Pólipo adenomatoso de alto grau ou ≥3 adenomas → Repetir colonoscopia em 3 anos.
A paciente apresenta um adenoma túbulo-viloso de alto grau e múltiplos adenomas, que são fatores de risco significativos para o desenvolvimento de câncer colorretal. As diretrizes recomendam um intervalo de vigilância mais curto (3 anos) para esses achados, visando a detecção precoce de novas lesões ou recorrências.
O rastreamento e seguimento de pólipos colorretais são fundamentais na prevenção do câncer colorretal, uma das neoplasias mais comuns e com alta mortalidade. A colonoscopia é o método padrão-ouro para detecção e remoção de pólipos. Compreender as diretrizes de seguimento é crucial para otimizar a vigilância e reduzir o risco de progressão para câncer. A história natural do câncer colorretal envolve a sequência adenoma-carcinoma. Pólipos adenomatosos são lesões pré-malignas, e seu risco de progressão varia com o tipo histológico (tubular, túbulo-viloso, viloso), tamanho e grau de displasia. Adenomas túbulo-vilosos e vilosos, assim como aqueles com displasia de alto grau, apresentam maior risco de malignidade. A presença de múltiplos adenomas também aumenta o risco. Após a polipectomia, o intervalo da próxima colonoscopia de vigilância é determinado com base nos achados histopatológicos. Para pacientes com adenomas de alto risco (como um adenoma túbulo-viloso de alto grau ou múltiplos adenomas), as diretrizes atuais recomendam um intervalo de 3 anos. Para achados de baixo risco, o intervalo pode ser de 5 a 10 anos. O seguimento adequado permite a detecção e remoção de novas lesões antes que se tornem malignas.
O intervalo da colonoscopia de seguimento é determinado pelo número, tamanho, histologia (tipo de adenoma) e grau de displasia dos pólipos removidos. Pólipos de alto risco, como adenomas vilosos, de alto grau ou múltiplos adenomas, exigem vigilância mais frequente.

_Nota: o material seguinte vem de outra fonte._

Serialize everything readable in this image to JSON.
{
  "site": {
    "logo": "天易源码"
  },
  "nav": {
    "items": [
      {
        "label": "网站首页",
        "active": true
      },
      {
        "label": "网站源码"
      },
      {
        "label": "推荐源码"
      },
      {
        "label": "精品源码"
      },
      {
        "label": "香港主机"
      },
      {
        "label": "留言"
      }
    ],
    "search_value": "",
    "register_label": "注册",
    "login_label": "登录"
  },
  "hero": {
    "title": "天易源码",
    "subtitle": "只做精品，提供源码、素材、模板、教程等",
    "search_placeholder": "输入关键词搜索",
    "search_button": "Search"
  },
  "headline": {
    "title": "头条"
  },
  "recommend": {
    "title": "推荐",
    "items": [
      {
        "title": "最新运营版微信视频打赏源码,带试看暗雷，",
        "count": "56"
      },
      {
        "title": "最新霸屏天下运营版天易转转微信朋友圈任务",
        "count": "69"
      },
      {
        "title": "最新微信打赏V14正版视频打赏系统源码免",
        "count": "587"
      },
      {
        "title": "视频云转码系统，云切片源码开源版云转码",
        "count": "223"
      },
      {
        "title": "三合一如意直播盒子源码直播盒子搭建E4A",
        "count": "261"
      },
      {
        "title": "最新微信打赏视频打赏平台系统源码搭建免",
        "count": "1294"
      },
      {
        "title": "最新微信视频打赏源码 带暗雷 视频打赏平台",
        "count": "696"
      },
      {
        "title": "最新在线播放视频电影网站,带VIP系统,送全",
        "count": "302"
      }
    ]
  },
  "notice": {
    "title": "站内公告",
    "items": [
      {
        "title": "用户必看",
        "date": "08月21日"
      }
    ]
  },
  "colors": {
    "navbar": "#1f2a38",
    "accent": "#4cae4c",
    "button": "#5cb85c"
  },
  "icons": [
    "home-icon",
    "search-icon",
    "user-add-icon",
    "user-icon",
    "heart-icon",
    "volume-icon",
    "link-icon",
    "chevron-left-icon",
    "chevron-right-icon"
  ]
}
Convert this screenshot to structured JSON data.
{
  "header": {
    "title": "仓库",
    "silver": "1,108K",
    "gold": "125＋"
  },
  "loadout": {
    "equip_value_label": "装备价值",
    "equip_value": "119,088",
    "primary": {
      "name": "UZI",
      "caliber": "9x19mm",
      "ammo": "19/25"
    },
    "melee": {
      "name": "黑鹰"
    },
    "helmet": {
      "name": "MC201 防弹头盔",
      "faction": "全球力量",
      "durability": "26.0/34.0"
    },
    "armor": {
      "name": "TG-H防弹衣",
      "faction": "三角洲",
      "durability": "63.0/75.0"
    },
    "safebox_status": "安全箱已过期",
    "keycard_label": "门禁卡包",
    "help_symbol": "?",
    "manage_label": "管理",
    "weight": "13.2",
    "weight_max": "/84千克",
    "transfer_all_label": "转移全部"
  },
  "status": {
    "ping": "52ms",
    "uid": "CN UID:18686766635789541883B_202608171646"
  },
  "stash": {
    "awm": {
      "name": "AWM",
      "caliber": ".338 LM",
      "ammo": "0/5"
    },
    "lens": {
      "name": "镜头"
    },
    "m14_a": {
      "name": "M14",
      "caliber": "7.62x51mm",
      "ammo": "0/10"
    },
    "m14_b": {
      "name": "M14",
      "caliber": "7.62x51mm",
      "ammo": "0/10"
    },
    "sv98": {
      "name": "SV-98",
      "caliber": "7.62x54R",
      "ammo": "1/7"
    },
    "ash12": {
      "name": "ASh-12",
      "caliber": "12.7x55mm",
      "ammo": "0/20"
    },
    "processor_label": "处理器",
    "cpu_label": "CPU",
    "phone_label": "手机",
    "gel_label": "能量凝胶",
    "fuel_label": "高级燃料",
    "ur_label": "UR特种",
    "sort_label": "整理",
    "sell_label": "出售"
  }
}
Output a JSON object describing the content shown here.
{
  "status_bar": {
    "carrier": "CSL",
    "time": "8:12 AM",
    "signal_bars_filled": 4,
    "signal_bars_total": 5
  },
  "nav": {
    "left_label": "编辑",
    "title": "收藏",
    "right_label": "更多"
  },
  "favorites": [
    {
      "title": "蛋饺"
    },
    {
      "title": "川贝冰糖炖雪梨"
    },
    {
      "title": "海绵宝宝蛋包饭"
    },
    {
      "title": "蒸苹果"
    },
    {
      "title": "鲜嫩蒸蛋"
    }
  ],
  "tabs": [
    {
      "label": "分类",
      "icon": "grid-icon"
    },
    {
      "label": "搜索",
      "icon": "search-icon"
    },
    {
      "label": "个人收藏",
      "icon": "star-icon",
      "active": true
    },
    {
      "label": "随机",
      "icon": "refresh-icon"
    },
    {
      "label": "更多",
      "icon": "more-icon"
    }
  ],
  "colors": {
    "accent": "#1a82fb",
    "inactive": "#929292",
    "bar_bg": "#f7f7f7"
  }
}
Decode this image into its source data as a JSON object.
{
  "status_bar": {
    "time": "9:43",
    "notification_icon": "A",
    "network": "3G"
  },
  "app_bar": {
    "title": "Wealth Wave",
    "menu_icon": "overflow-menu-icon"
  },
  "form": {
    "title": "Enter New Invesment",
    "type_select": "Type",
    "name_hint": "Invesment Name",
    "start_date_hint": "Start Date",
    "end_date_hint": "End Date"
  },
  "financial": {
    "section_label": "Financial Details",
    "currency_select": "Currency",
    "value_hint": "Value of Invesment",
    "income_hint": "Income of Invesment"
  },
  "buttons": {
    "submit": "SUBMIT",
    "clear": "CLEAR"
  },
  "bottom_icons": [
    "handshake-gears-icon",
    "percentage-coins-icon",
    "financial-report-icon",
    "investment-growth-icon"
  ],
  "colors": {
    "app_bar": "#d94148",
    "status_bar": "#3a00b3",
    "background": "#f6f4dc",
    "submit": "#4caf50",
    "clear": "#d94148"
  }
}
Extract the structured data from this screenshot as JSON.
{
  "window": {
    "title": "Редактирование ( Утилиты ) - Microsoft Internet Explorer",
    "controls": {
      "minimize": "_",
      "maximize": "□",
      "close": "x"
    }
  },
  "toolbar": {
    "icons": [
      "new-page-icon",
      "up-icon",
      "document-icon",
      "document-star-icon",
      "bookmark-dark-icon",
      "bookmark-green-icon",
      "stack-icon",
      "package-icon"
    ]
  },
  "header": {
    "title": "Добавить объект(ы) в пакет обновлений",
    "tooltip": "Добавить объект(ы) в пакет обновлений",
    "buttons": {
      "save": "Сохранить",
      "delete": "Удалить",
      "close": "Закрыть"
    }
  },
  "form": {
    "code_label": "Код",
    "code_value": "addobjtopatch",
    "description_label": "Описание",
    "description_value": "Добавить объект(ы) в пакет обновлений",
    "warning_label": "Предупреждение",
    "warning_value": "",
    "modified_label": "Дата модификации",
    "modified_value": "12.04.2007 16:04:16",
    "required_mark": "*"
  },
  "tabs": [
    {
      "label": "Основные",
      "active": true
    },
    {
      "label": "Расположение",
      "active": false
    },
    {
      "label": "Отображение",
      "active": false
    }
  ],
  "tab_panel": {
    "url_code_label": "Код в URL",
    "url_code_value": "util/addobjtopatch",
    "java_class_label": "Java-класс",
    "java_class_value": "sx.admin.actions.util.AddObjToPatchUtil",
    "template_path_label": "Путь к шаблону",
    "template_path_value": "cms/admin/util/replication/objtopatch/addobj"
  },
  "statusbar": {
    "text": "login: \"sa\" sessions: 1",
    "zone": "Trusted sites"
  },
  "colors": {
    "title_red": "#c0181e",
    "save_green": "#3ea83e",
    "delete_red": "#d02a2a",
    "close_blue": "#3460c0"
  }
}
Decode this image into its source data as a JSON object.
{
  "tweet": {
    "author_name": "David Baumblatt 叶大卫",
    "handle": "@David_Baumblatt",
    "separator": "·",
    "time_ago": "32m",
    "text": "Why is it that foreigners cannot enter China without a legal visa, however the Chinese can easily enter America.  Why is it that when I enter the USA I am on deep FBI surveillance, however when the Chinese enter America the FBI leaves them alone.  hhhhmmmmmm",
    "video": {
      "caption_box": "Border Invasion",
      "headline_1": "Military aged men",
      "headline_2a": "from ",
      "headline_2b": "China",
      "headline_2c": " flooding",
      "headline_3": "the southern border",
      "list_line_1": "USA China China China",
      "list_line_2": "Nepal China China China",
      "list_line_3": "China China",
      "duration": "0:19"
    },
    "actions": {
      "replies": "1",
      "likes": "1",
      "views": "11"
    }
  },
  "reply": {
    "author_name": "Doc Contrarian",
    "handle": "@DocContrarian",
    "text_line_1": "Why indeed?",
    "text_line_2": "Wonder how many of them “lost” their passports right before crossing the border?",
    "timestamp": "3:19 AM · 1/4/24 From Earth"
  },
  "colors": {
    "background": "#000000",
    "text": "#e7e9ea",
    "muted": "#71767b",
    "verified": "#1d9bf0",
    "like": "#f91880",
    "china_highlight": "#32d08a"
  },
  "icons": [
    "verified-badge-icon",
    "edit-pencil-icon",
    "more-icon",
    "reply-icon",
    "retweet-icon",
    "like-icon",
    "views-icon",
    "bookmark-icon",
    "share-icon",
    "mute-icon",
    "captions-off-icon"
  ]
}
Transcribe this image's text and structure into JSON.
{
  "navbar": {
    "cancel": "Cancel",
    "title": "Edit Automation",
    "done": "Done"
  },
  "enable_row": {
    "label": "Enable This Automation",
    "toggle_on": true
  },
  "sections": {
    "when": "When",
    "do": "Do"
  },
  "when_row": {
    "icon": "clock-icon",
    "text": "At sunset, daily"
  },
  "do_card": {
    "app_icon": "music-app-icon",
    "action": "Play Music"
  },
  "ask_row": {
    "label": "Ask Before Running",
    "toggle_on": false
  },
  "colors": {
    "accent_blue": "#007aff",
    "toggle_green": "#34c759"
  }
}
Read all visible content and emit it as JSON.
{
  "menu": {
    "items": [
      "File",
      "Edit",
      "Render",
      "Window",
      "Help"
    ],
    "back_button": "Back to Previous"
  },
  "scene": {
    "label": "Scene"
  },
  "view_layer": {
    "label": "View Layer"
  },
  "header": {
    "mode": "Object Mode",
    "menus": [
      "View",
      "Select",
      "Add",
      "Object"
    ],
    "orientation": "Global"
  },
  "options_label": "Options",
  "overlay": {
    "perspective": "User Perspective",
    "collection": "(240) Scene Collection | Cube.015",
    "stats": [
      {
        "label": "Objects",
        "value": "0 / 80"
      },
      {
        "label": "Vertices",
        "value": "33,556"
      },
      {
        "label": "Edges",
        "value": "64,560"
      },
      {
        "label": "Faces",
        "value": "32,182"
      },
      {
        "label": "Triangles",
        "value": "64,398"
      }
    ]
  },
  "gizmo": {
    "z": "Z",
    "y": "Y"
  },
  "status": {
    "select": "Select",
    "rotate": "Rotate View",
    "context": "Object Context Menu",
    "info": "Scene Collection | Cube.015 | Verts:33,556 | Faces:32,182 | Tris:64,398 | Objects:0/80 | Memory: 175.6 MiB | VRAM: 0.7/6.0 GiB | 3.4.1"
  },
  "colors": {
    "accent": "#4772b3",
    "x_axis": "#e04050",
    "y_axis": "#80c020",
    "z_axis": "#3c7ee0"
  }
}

A repetição da colonoscopia em 3 anos é indicada para pacientes que tiveram adenomas com características de alto risco, como adenomas túbulo-vilosos ou vilosos, adenomas com displasia de alto grau, ou a presença de 3 a 10 adenomas de qualquer tipo.
O adenoma túbulo-viloso de alto grau é uma lesão pré-cancerosa com maior potencial de malignidade em comparação com os adenomas tubulares de baixo grau. Sua presença indica um risco elevado de progressão para câncer colorretal, justificando um seguimento mais rigoroso e precoce.